The Oxfordian theory of Shakespearean authorship holds that Edward de Vere, 17th Earl of Oxford, wrote the plays conventionally attributed to William Shakespeare. This theory is not generally accepted.

Oxfordians prefer to distinguish between Shakespeare, which they consider a pen name for the author of the plays, and Shaksper the actor from Stratford-on-Avon who also lived at the approximate time that the plays were written. Oxfordians call those who hold that the Stratford actor was also the author of Shakespeare's plays Stratfordians.

First proposed by John Looney in 1920, Oxford is presently the most popular of several anti-Stratfordian candidates for the real Shakespeare. Oxfordians base their arguments on striking similarities between Lord Oxford's biography and events in Shakespeare's plays, the acclaim of his contemporaries regarding his talent as a poet and a playwright, his closeness to Queen Elizabeth I and Court life, underlined passages in his Bible that correspond to quotations in Shakespeare's plays, and his extensive education and intelligence.
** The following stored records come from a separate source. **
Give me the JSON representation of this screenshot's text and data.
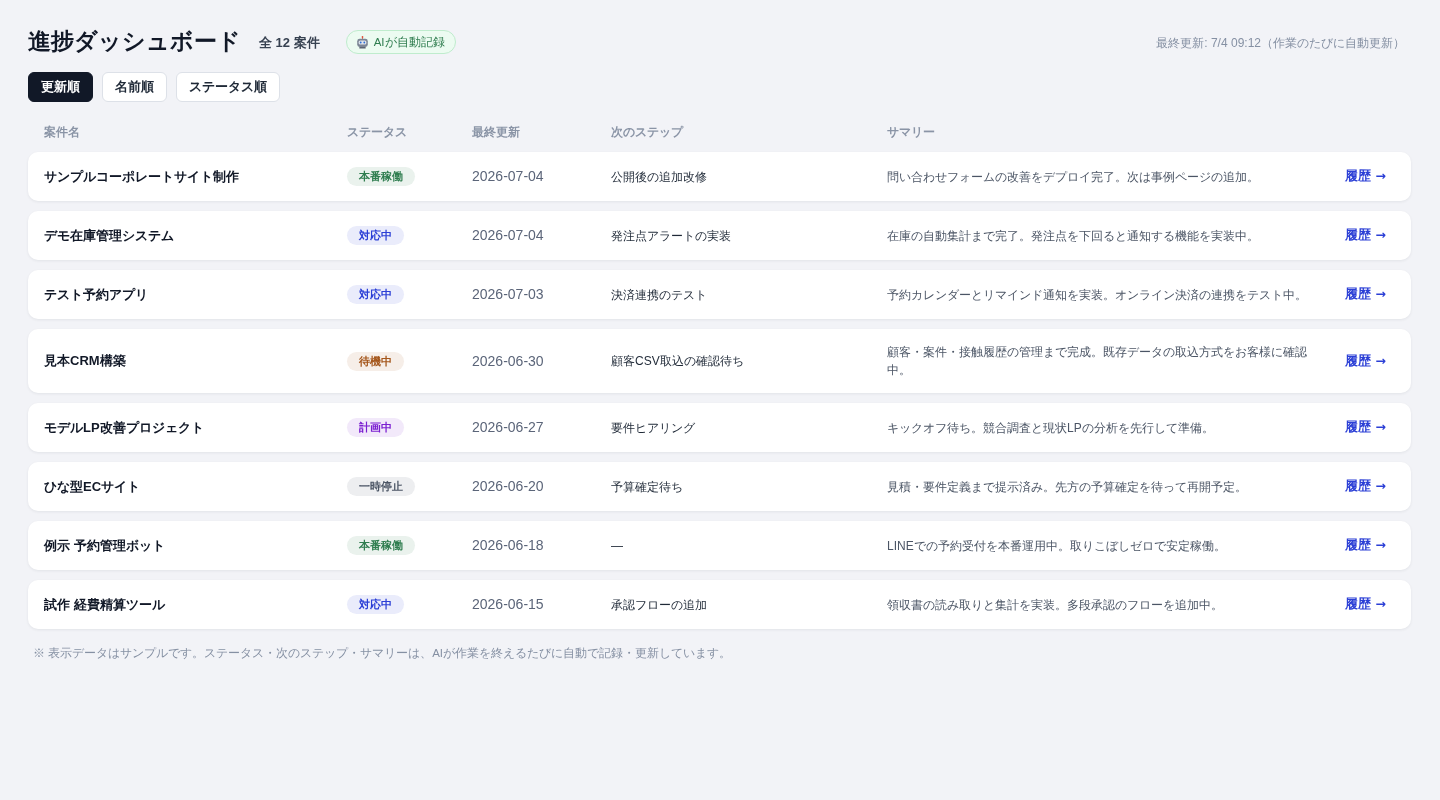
{
  "header": {
    "title": "進捗ダッシュボード",
    "count": "全 12 案件",
    "ai_badge": "AIが自動記録",
    "last_updated": "最終更新: 7/4 09:12（作業のたびに自動更新）"
  },
  "sort_buttons": [
    {
      "label": "更新順",
      "selected": true
    },
    {
      "label": "名前順",
      "selected": false
    },
    {
      "label": "ステータス順",
      "selected": false
    }
  ],
  "columns": [
    "案件名",
    "ステータス",
    "最終更新",
    "次のステップ",
    "サマリー"
  ],
  "projects": [
    {
      "name": "サンプルコーポレートサイト制作",
      "status": {
        "label": "本番稼働",
        "color": "#2f7d4f"
      },
      "updated": "2026-07-04",
      "next_step": "公開後の追加改修",
      "summary": "問い合わせフォームの改善をデプロイ完了。次は事例ページの追加。",
      "link": "履歴 →"
    },
    {
      "name": "デモ在庫管理システム",
      "status": {
        "label": "対応中",
        "color": "#2b3fd6"
      },
      "updated": "2026-07-04",
      "next_step": "発注点アラートの実装",
      "summary": "在庫の自動集計まで完了。発注点を下回ると通知する機能を実装中。",
      "link": "履歴 →"
    },
    {
      "name": "テスト予約アプリ",
      "status": {
        "label": "対応中",
        "color": "#2b3fd6"
      },
      "updated": "2026-07-03",
      "next_step": "決済連携のテスト",
      "summary": "予約カレンダーとリマインド通知を実装。オンライン決済の連携をテスト中。",
      "link": "履歴 →"
    },
    {
      "name": "見本CRM構築",
      "status": {
        "label": "待機中",
        "color": "#a4561b"
      },
      "updated": "2026-06-30",
      "next_step": "顧客CSV取込の確認待ち",
      "summary": "顧客・案件・接触履歴の管理まで完成。既存データの取込方式をお客様に確認中。",
      "link": "履歴 →"
    },
    {
      "name": "モデルLP改善プロジェクト",
      "status": {
        "label": "計画中",
        "color": "#7b1fd1"
      },
      "updated": "2026-06-27",
      "next_step": "要件ヒアリング",
      "summary": "キックオフ待ち。競合調査と現状LPの分析を先行して準備。",
      "link": "履歴 →"
    },
    {
      "name": "ひな型ECサイト",
      "status": {
        "label": "一時停止",
        "color": "#4b5565"
      },
      "updated": "2026-06-20",
      "next_step": "予算確定待ち",
      "summary": "見積・要件定義まで提示済み。先方の予算確定を待って再開予定。",
      "link": "履歴 →"
    },
    {
      "name": "例示 予約管理ボット",
      "status": {
        "label": "本番稼働",
        "color": "#2f7d4f"
      },
      "updated": "2026-06-18",
      "next_step": "—",
      "summary": "LINEでの予約受付を本番運用中。取りこぼしゼロで安定稼働。",
      "link": "履歴 →"
    },
    {
      "name": "試作 経費精算ツール",
      "status": {
        "label": "対応中",
        "color": "#2b3fd6"
      },
      "updated": "2026-06-15",
      "next_step": "承認フローの追加",
      "summary": "領収書の読み取りと集計を実装。多段承認のフローを追加中。",
      "link": "履歴 →"
    }
  ],
  "footnote": "※ 表示データはサンプルです。ステータス・次のステップ・サマリーは、AIが作業を終えるたびに自動で記録・更新しています。"
}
According to Stratfordians, the most convincing argument against Oxford's authorship is that ten of Shakespeare's plays are probably dated after Oxford's death in 1604, and several of them specifically refer to events following his death. For example, The Tempest alludes to a 1609 shipwreck in Bermuda. Supporters of the standard view further dispute all of the contentions in favor of Lord Oxford. The supposed connections between Oxford's life and the plots of Shakespeare's plays is conjectural at best, for instance, and the acclaim of Oxford's contemporaries for his poetic and dramatic skill was distinctly modest. The passages marked in Oxford's Bible seem - to Stratfordians - to bear small connection to Shakespeare's plays. Indeed the annotator seems most interested in passages advocating charitable concern for the poor, not a powerful theme in Shakespeare's work. Near contemporaries, such as John Dryden, indicated that Shakespeare got many details wrong in his depiction of life at court, which suggests that Oxford's court connections do not support the case for his authorship very strongly.